In the new book "Sherlock Holmes and Philosophy" Sawyer J Lahr draws a parallel between Sherlock Holmes and Oscar Wilde (in a chapter entitled "Dark Rumors and Hereditary Tendencies"). This is by no means a new comparison as Conan Doyle and Oscar Wilde were contemporaries. Arguments already made by Graham Robb are reprized.

Lahr takes a somewhat new approach by suggesting the main similarity is having the temperament of an artist (poet/aesthete etc). There are certainly aspects of the original character that resonate. But Lahr's strikes a sour note with my by characterizing them with phrases like "supernatural powers of deduction" and a paragraph later "super powers of deduction". Because if there is one thing that Holmes never accepted it was that his powers were either magical of necessarily unique. In several cases supernatural explanations were immediately placed in the "impossible" category.

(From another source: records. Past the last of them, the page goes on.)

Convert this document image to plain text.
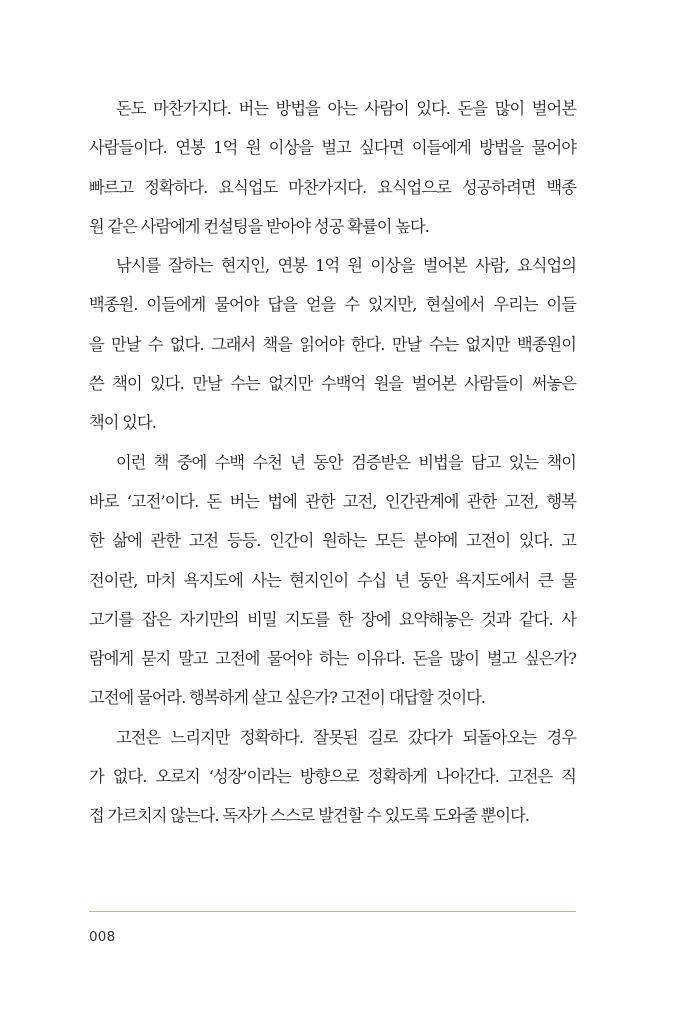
돈도 마찬가지다. 버는 방법을 아는 사람이 있다. 돈을 많이 벌어본
사람들이다. 연봉 1억 원 이상을 벌고 싶다면 이들에게 방법을 물어야
빠르고 정확하다. 요식업도 마찬가지다. 요식업으로 성공하려면 백종
원 같은 사람에게 컨설팅을 받아야 성공 확률이 높다.
낚시를 잘하는 현지인, 연봉 1억 원 이상을 벌어본 사람, 요식업의
백종원. 이들에게 물어야 답을 얻을 수 있지만, 현실에서 우리는 이들
을 만날 수 없다. 그래서 책을 읽어야 한다. 만날 수는 없지만 백종원이
쓴 책이 있다. 만날 수는 없지만 수백억 원을 벌어본 사람들이 써놓은
책이 있다.
이런 책 중에 수백 수천 년 동안 검증받은 비법을 담고 있는 책이
바로 ‘고전’이다. 돈 버는 법에 관한 고전, 인간관계에 관한 고전, 행복
한 삶에 관한 고전 등등. 인간이 원하는 모든 분야에 고전이 있다. 고
전이란, 마치 욕지도에 사는 현지인이 수십 년 동안 욕지도에서 큰 물
고기를 잡은 자기만의 비밀 지도를 한 장에 요약해놓은 것과 같다. 사
람에게 묻지 말고 고전에 물어야 하는 이유다. 돈을 많이 벌고 싶은가?
고전에 물어라. 행복하게 살고 싶은가? 고전이 대답할 것이다.
고전은 느리지만 정확하다. 잘못된 길로 갔다가 되돌아오는 경우
가 없다. 오로지 ‘성장’이라는 방향으로 정확하게 나아간다. 고전은 직
접 가르치지 않는다. 독자가 스스로 발견할 수 있도록 도와줄 뿐이다.
008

And Sherlock Holmes is the kind of character that you can easily fit into a great many categories just as convincingly: the dispassionate scientist, the rugged adventurer or the romantic cynic. So I am not sure how convinced I am by Holmes as the archetypal aesthete. However there is some appeal to the notion of the "homosexual tensions" between Holmes-as-aesthete and Watson-as-philistine. It is also good to see some coverage of Rupert Everett's outing as Holmes--in what I think is a very under-rated performance.